Palm Beach County’s story cannot be told without its real beginning – the early days of Florida.
…….. Ponce de Leon discovers the State of Florida …..
Florida’s history is rich with tales of Indians and Spanish conquerors, British loyalists – and a natural wilderness so treacherous and unknown that white settlers didn’t begin to tame its southern half until 1838, when Jupiter came into being as a fort and became the first settlement in what is now Palm Beach County. The famous Jupiter Lighthouse was built in 1860 and still stands today as a beacon to seafarers.
Nearly 500 years ago, in spring 1513, Spanish explorer Ponce de Leon stepped ashore on Florida’s coast near present-day St. Augustine. Nearly all of the state’s history traces from that year. Searching for the legendary “fountain of youth,” he discovered instead a land of warm sunshine, gentle weather and pristine beauty. The explorer, noting the area’s “many cool woodlands” and that he had landed during his nation’s Feast of Flowers, called his discovery La Florida, which means “Feast of Flowers.”
Before 1513 and the arrival of Ponce de Leon, hundreds of thousands of Indians lived on Florida’s peninsula. Through the early 1800’s the Indian tribes were substantially wiped out by massacres, battles, slave trades and European diseases, with the Seminoles and Miccosukees forced out of Florida or deep into the Everglades. The Spaniards flew their flag for two-and-a-half centuries. Florida was admitted to the Union as the 27th state in 1845.

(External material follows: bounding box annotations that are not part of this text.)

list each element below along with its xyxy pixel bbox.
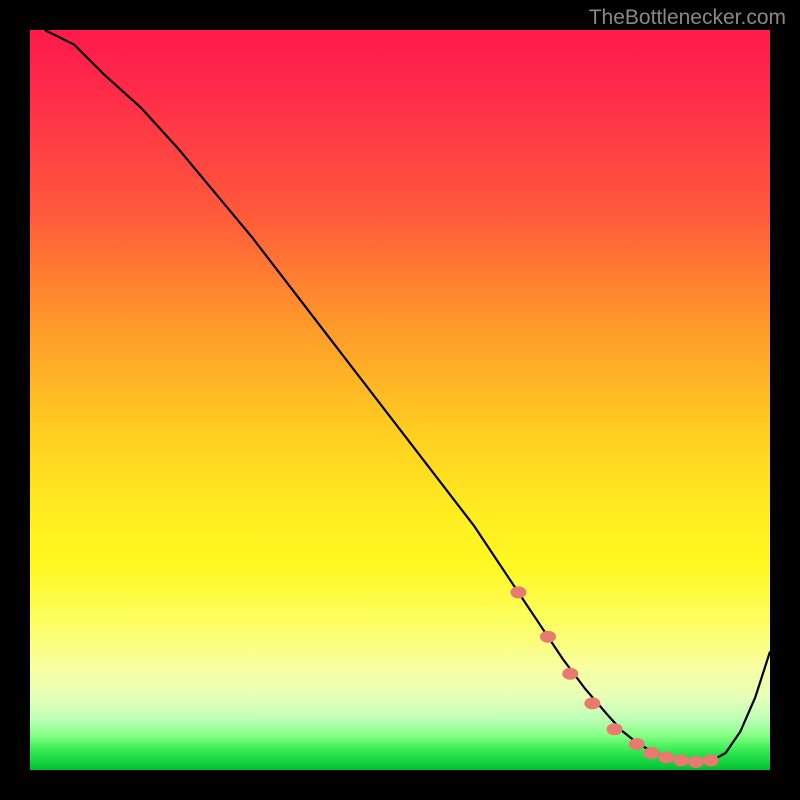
marker-point (540, 631, 556, 643)
chart-plot-area (30, 30, 770, 770)
marker-point (688, 756, 704, 768)
curve-line (45, 30, 770, 763)
marker-point (703, 754, 719, 766)
marker-point (584, 697, 600, 709)
marker-point (644, 747, 660, 759)
marker-point (607, 723, 623, 735)
curve-markers (510, 586, 718, 768)
watermark-text: TheBottlenecker.com (589, 6, 786, 30)
marker-point (658, 751, 674, 763)
marker-point (629, 738, 645, 750)
marker-point (562, 668, 578, 680)
marker-point (510, 586, 526, 598)
chart-svg (30, 30, 770, 770)
marker-point (673, 754, 689, 766)
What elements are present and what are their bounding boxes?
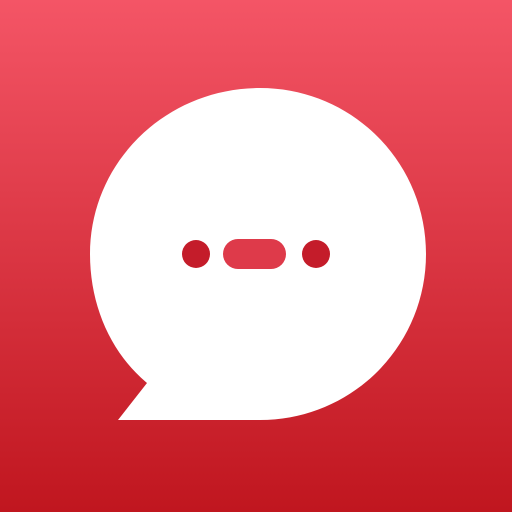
typing-dot-right [302,240,330,268]
typing-dot-left [182,240,210,268]
typing-dash-center [223,239,286,269]
chat-app-icon [0,0,512,512]
chat-bubble-icon [0,0,512,512]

Rapid population growth in the late 19th century encouraged a new vast railroad system down the length of the peninsula. Henry Morrison Flagler brought the railroad to Florida and the railroad brought the world. When he arrived in St. Augustine in 1883 there was no rail service south, and only a narrow link north to Jacksonville. Ever the visionary – and at heart a railroad man – he formed the Florida East Coast Railway. He bought more and more right-of-way and his track layers moved on south, literally taking civilization with them. He built magnificent hotels, hospitals, entire communities. But it was railroads for which Florida was most grateful. He threw himself into this endeavor with the same concentration he had used when he and John D. Rockefeller built Standard Oil.